North Korea sees such exercises as a rehearsal for war and warned South Korea they would endanger a tentative thaw in relations between the two Koreas, which reopened hotlines last month, a year after Pyongyang suspended them.
Shortly after preliminary training for the exercises began last week, North Korea stopped answering the hotlines and Kim Yo Jong, sister of North Korean leader Kim Jong Un, accused Seoul of "perfidious behavior".
Kim Yong Chol, another senior North Korean official, said Seoul and Washington faced a "serious security crisis" because of their "dangerous choice".
North Korea is staging its own summer exercises, but South Korean Defence Minister Suh Wook told legislators there were no unusual military movements from the North and dismissed media reports it was preparing to test-fire missiles.
U.S.-South Korean exercises have been scaled back in recent years to facilitate talks aimed at pressing North Korea to dismantle its nuclear and missile programs in return for U.S. sanctions relief, but the negotiations collapsed in 2019.
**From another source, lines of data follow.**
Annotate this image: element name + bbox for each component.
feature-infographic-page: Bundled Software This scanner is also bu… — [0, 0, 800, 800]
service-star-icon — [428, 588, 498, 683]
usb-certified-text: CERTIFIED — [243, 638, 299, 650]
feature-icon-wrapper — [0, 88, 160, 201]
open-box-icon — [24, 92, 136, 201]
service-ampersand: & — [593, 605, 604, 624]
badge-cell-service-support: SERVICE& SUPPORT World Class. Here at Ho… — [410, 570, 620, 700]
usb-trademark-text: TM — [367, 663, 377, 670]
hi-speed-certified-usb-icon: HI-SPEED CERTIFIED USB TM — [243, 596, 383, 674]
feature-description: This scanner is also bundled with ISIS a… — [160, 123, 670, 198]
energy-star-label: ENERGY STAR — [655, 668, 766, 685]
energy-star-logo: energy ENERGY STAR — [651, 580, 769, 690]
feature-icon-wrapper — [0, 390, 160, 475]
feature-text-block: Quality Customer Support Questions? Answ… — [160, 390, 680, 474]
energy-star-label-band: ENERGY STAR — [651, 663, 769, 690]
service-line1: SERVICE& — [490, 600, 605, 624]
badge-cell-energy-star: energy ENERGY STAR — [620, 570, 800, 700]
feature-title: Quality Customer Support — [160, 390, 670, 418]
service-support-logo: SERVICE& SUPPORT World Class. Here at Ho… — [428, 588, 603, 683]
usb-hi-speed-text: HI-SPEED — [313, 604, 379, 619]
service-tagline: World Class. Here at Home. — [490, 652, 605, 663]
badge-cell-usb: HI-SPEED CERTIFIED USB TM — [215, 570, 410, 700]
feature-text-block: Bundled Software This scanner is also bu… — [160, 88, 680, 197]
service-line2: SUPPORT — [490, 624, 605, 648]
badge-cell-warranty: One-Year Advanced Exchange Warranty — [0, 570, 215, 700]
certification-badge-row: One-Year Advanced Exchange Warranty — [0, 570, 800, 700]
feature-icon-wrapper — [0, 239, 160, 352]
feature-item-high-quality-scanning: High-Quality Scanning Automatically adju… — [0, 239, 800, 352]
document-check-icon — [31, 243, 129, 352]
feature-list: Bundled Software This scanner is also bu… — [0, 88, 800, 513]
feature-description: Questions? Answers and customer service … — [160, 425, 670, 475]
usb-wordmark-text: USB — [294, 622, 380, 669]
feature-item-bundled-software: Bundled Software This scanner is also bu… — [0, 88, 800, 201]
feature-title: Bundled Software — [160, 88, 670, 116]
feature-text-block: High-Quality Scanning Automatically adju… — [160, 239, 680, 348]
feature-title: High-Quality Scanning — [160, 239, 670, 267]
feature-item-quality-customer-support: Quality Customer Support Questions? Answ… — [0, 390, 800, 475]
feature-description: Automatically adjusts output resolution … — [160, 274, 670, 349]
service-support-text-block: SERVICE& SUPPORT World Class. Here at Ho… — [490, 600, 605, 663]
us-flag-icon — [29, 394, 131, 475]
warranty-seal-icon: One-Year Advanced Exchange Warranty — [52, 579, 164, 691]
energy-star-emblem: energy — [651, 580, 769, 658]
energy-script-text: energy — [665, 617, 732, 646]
U.S. President Joe Biden's administration has said it will explore diplomacy to achieve North Korean denuclearization, but shown no willingness to ease sanctions.
Sung Kim called during his last visit to Seoul in June for a "positive response" from the North to U.S. offers to "meet anywhere, anytime without preconditions."
North Korea has conducted six nuclear tests but suspended them and long-range missile tests in 2018, shortly before Kim Jong Un met then-U.S. President Donald Trump in Singapore.